Question

Please solve giving step-by-step detail:
lim x-> pi/2 (tanx(^cosx))

Answer 1

Let A=lim x->pi/2 (tanx)^cosx. Put both sides inside ln function:
\[\ln A=\ln[\lim_{x \rightarrow \frac{ \pi }{ 2 }}\tan x ^{\cos x}]\]
Limit and ln function can be replaced:
\[\ln [\lim_{x \rightarrow \frac{ \pi }{ 2 }} \tan x ^{\cos x}]=\lim_{x \rightarrow \frac{ \pi }{ 2 }}[\ln (\tan x)^{\cos x}]\]
Use now property of ln function:
\[\ln Y ^{Z}=Z*\ln Y\]
\[\lim_{x \rightarrow \frac{ \pi }{ 2 }}[(\cos x)*\ln \tan x]\]. You can write this as:
\[\lim_{x \rightarrow \frac{ \pi }{ 2 }}[\frac{ \ln \tan x }{ \cos x}]\]
These form is inf/inf and you can aply l'hopital rule:
\[=\lim_{x \rightarrow \frac{ \pi }{ 2 }}\frac{ \frac{ 1 }{ \tan x* \cos ^{2} x} }{ \frac{ \sin x }{ \cos ^{2}x }}\]
Simplyfing these:\[\lim_{x \rightarrow \frac{ \pi }{ 2 }}\frac{ \cos x }{ \sin ^{2} x}=0\]
And now recall that ln(A)=0, where A is solution to given limit.

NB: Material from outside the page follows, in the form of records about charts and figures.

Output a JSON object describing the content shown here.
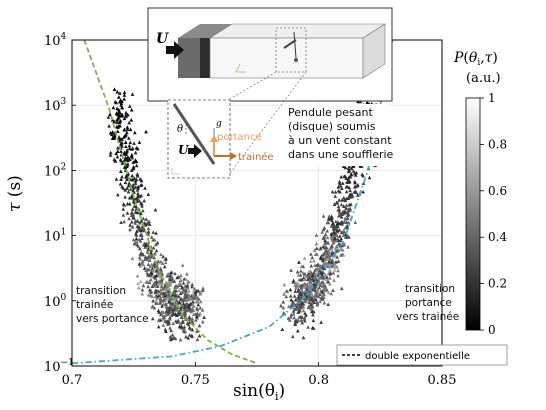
{
  "chart_data": {
    "type": "scatter",
    "xlabel": "sin(θ_i)",
    "ylabel": "τ (s)",
    "xlim": [
      0.7,
      0.85
    ],
    "ylim": [
      0.1,
      10000
    ],
    "y_scale": "log",
    "x_ticks": [
      "0.7",
      "0.75",
      "0.8",
      "0.85"
    ],
    "y_ticks": [
      {
        "base": "10",
        "exp": "−1",
        "value": 0.1
      },
      {
        "base": "10",
        "exp": "0",
        "value": 1
      },
      {
        "base": "10",
        "exp": "1",
        "value": 10
      },
      {
        "base": "10",
        "exp": "2",
        "value": 100
      },
      {
        "base": "10",
        "exp": "3",
        "value": 1000
      },
      {
        "base": "10",
        "exp": "4",
        "value": 10000
      }
    ],
    "grid": true,
    "colorbar": {
      "label_line1": "P(θ_i,τ)",
      "label_line2": "(a.u.)",
      "range": [
        0,
        1
      ],
      "ticks": [
        "0",
        "0.2",
        "0.4",
        "0.6",
        "0.8",
        "1"
      ],
      "colormap": "gray"
    },
    "legend": {
      "label": "double exponentielle",
      "placement": "bottom-right"
    },
    "series": [
      {
        "kind": "scatter",
        "marker": "triangle",
        "cluster": "left",
        "x_center": 0.733,
        "x_spread": 0.012,
        "trend_x": [
          0.718,
          0.725,
          0.732,
          0.74,
          0.75
        ],
        "trend_y": [
          1000,
          40,
          3,
          0.9,
          0.8
        ]
      },
      {
        "kind": "scatter",
        "marker": "triangle",
        "cluster": "right",
        "x_center": 0.808,
        "x_spread": 0.012,
        "trend_x": [
          0.79,
          0.8,
          0.81,
          0.815,
          0.822
        ],
        "trend_y": [
          0.8,
          2,
          20,
          150,
          1500
        ]
      },
      {
        "kind": "fit",
        "color": "#7cb342",
        "style": "dashed",
        "x": [
          0.705,
          0.715,
          0.725,
          0.735,
          0.745,
          0.755,
          0.765,
          0.775
        ],
        "y": [
          10000,
          900,
          40,
          3,
          0.6,
          0.25,
          0.15,
          0.11
        ]
      },
      {
        "kind": "fit",
        "color": "#42a5d9",
        "style": "dashdot",
        "x": [
          0.7,
          0.74,
          0.76,
          0.78,
          0.795,
          0.81,
          0.82,
          0.83
        ],
        "y": [
          0.11,
          0.14,
          0.2,
          0.4,
          1.2,
          8,
          100,
          10000
        ]
      }
    ],
    "annotations": {
      "left_lines": [
        "transition",
        "trainée",
        "vers portance"
      ],
      "right_lines": [
        "transition",
        "portance",
        "vers trainée"
      ],
      "inset_caption_lines": [
        "Pendule pesant",
        "(disque) soumis",
        "à un vent constant",
        "dans une soufflerie"
      ],
      "inset_U": "U",
      "inset_U_small": "U",
      "inset_theta": "θ",
      "inset_g": "g",
      "inset_portance": "portance",
      "inset_trainee": "trainée"
    },
    "colors": {
      "fit_green": "#7cb342",
      "fit_blue": "#42a5d9",
      "portance_orange": "#f0a060",
      "trainee_brown": "#c07030"
    }
  }
}
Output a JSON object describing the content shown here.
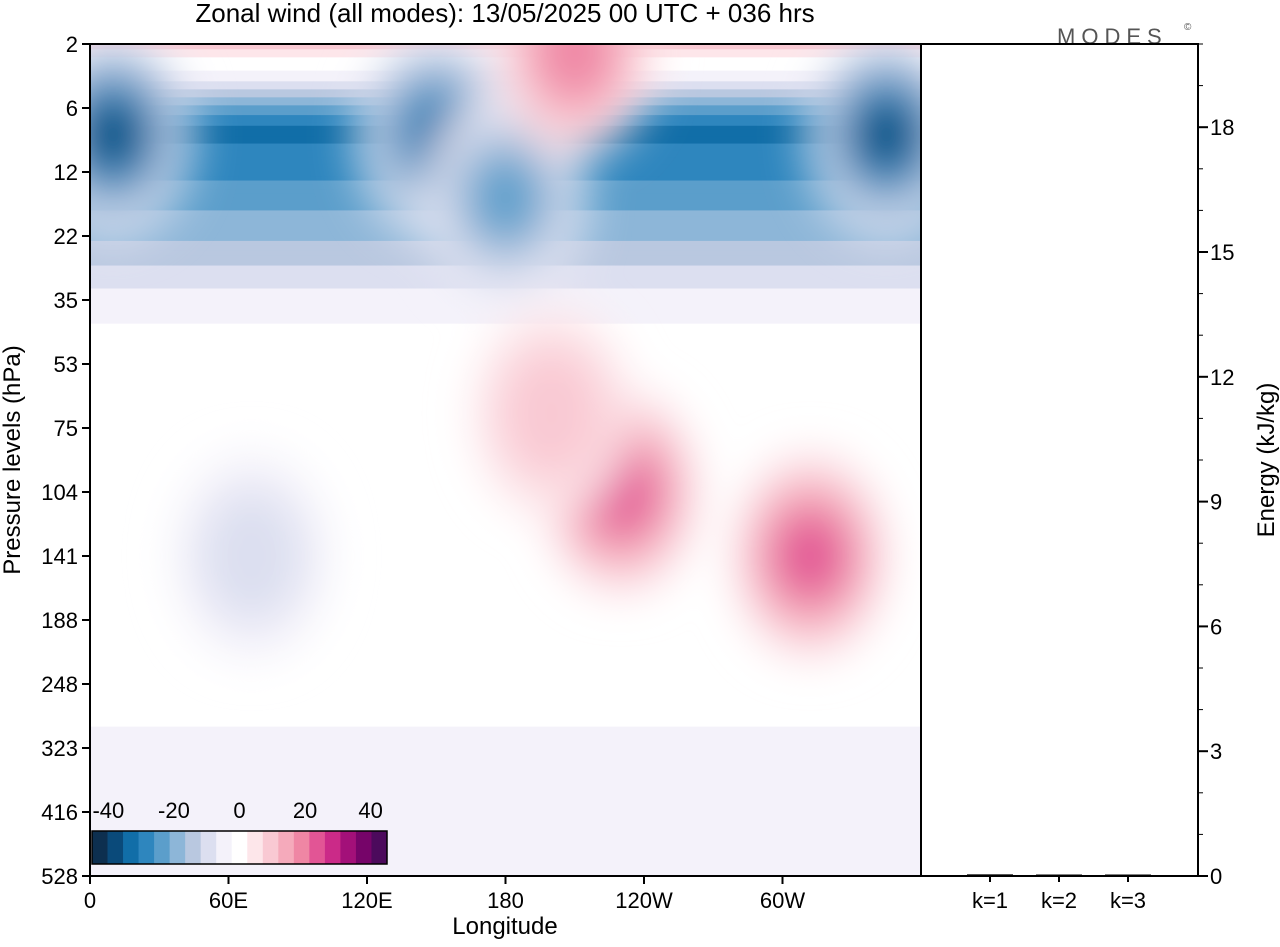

Function ln(Y) is equal to
0 only if its argument Y is equal to 1, so we get that A=1 and solution to given limit
is 1.

Answer 2

How did u get (ln tanx)/cos x ??

Answer 3

I made mistake in typing, correct is:\[\frac{ \ln \tan x }{ \frac{ 1 }{cosx} }\]